Industry Demands Clarity on Cloud
Article date: Wed, 08 Jun 2011 09:51 GMT
The hype surrounding cloud technology may be raging now but its long term success could be hampered if users' concerns over transparency aren't addressed now.
A panel of IT experts gathered at the Manchester headquarters of hosting specialist UKFast to discuss the potential of cloud technology and the opportunities and drawbacks it presents to the market. The experts agreed that a Code of Practice would aid swifter adoption.
Panellists presented feedback from clients and peers in the industry that showed many firms are preventing a move to a cloud platform because of a lack of trust in vendors and suppliers.
The experts suggested that business owners and IT directors are worried about the popularity of cloud giving rise to "cowboy" companies without the reputation or expertise to manage the transition from a traditionally-hosted infrastructure.
Ian Moyse, IT security expert and EMEA channel director at Webroot said: "The key thing for businesses looking at cloud is that they know who they are dealing with. Like in any industry, there will be good and bad players out there. It's very easy to become a cloud vendor because of the nature of the technology. There will be lots of innovative companies springing up and customers will be dealing with someone they haven't heard of before."

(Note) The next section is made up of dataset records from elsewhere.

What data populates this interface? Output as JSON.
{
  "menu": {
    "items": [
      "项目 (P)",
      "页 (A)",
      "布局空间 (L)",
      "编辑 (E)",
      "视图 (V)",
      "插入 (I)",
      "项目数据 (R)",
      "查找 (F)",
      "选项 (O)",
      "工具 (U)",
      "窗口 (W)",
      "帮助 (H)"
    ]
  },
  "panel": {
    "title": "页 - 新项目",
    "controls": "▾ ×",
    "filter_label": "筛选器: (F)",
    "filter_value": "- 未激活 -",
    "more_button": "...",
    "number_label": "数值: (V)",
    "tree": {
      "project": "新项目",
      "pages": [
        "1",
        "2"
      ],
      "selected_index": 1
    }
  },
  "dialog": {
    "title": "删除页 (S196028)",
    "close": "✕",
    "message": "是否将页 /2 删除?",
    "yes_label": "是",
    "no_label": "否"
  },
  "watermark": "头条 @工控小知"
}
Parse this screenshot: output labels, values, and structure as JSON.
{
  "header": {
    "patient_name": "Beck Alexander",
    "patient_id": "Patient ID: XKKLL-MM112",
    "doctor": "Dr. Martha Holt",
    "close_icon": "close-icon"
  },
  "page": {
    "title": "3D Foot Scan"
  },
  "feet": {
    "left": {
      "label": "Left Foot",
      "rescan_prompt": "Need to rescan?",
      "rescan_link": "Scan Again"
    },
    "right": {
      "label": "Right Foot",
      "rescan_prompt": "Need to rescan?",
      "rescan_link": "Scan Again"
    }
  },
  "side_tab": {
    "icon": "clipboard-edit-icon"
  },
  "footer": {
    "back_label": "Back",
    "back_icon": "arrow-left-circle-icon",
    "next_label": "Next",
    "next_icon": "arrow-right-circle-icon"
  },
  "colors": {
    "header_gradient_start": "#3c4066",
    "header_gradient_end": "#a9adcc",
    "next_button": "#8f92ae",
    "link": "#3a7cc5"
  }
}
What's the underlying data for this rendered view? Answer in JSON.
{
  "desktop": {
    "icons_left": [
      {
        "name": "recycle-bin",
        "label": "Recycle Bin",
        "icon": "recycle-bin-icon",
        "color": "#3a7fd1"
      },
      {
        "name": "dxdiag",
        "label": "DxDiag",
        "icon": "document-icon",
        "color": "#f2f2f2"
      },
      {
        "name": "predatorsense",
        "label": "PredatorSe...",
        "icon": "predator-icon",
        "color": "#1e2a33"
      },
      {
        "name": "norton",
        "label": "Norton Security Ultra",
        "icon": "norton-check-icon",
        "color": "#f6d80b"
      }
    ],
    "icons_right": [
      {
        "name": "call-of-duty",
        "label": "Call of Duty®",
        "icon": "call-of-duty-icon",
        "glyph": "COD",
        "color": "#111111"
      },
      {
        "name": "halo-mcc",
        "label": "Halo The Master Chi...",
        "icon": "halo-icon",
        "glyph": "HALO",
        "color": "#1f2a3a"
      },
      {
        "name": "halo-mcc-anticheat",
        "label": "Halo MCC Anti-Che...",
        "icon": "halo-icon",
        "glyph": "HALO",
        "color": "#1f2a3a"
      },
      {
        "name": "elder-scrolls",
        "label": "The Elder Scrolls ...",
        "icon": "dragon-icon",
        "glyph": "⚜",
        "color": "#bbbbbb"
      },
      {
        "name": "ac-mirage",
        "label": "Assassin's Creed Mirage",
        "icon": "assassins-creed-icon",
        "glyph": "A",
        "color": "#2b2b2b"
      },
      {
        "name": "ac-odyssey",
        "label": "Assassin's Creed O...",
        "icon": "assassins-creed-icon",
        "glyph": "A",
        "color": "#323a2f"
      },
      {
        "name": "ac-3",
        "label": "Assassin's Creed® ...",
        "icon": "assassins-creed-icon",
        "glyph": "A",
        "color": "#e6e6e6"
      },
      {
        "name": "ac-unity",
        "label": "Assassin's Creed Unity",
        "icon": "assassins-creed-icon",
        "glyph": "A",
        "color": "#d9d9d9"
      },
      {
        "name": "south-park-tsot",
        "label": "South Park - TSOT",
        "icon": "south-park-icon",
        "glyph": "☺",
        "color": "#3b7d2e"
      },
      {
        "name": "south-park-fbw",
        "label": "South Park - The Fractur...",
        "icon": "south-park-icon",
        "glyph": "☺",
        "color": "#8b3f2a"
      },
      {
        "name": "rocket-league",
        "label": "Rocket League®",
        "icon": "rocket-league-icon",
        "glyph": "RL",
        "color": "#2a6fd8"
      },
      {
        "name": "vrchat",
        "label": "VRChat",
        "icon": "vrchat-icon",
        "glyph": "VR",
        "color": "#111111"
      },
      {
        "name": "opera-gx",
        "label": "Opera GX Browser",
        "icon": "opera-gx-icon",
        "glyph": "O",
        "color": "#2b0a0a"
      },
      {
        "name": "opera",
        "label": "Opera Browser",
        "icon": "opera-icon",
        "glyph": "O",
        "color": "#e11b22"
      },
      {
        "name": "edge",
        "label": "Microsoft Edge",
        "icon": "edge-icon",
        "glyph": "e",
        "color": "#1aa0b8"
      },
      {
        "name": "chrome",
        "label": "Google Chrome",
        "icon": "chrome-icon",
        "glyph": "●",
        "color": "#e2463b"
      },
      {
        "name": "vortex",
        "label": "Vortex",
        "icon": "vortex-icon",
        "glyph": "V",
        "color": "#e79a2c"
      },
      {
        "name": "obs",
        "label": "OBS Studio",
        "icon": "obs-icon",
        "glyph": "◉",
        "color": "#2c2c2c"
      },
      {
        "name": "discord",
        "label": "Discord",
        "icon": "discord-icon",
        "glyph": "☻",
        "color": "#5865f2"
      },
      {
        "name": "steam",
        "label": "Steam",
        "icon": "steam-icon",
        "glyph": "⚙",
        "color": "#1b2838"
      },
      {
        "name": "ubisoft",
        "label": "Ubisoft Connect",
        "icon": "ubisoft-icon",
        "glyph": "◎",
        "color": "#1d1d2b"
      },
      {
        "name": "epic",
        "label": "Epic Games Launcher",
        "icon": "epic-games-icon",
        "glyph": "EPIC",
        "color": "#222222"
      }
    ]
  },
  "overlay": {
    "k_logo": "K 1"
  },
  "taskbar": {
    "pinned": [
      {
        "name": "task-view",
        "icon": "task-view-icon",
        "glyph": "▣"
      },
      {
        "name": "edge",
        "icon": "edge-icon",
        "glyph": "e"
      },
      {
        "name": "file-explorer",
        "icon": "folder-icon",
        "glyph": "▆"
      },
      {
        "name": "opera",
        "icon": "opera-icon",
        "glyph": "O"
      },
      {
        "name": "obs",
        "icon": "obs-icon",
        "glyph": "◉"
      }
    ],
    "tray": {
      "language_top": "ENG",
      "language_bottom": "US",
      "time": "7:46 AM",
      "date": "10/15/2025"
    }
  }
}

Andrew Corbett of the UK IT Association felt that a code of practice would help businesses find reputable firms. He said: "Businesses want to see an easily recognisable badge that shows a supplier or vendor has met the demands of an independent external testing and verification process. The business owner doesn't have to know the ins and outs of what it all means, they just want to know that they should look for 'level A' for example."
Andy Burton, chair of the Cloud Industry Forum (CIF) - set up in 2009 to promote trust in reputable cloud service providers - championed the CIF's code of practice and guidance from the Cloud Security Alliance, but reminded decision makers that they maintain responsibility even for outsourced projects.
He said: "There is this natural human behaviour that says when you put something out to a service you delegate responsibility subconsciously. You don't do your due diligence and you don't ask for validation on certain things. We need to educate the marketplace so customers know when they take on any service, they still have a responsibility to prescribe exactly what they require and take steps to monitor the service they are receiving."
The Cloud Industry Forum's code of practice addressed the concerns highlighted in its research amongst UK businesses. Asked about the most pertinent issues that would affect the long term success of cloud computing, 23 per cent cited the 'reliability of operations' as the most important issue.
Asked how they establish trust with an online provider, business owners cited a recommendation from a trusted source as one of the most important factors, second only to reputation.
Furthermore, an overwhelming 62 per cent said a code of practice would be "important" in determining their choice of supplier.
The CIF's code of practice aims to provide clarity and confidence to help in choosing a provider. Its members meet strict criteria on transparency - including details of financial stability - and capabilities, including their commitments to information security and customer service.
Moyse continued: "There is also an element of self policing that vendors have to do. If you are a cloud vendor and you get it wrong, everybody knows about it pretty quickly. If it happens to one customer, people on the same service will be asking questions. With most cloud services it's pretty easy to move, so get it wrong and you can lose thousands of customers overnight."
Lawrence Jones, managing director of UKFast, advised customers to spend time assessing the market and looking for a cloud vendor that suits their business.
"There are a lot of companies, old and new, that have a cloud offering. Work out who is best for you. Cloud is a heavily service-based offering so you need to work out which hosts or cloud vendors are the right fit for your business.
"The people that are building pretty and cheap sites are promising the same things that the best and most experienced vendors are offering. What substance is behind those claims?
Unfortunately, it's often not until you've had the experience yourself - and it's often a bad experience - that you find out there's very little backing it up."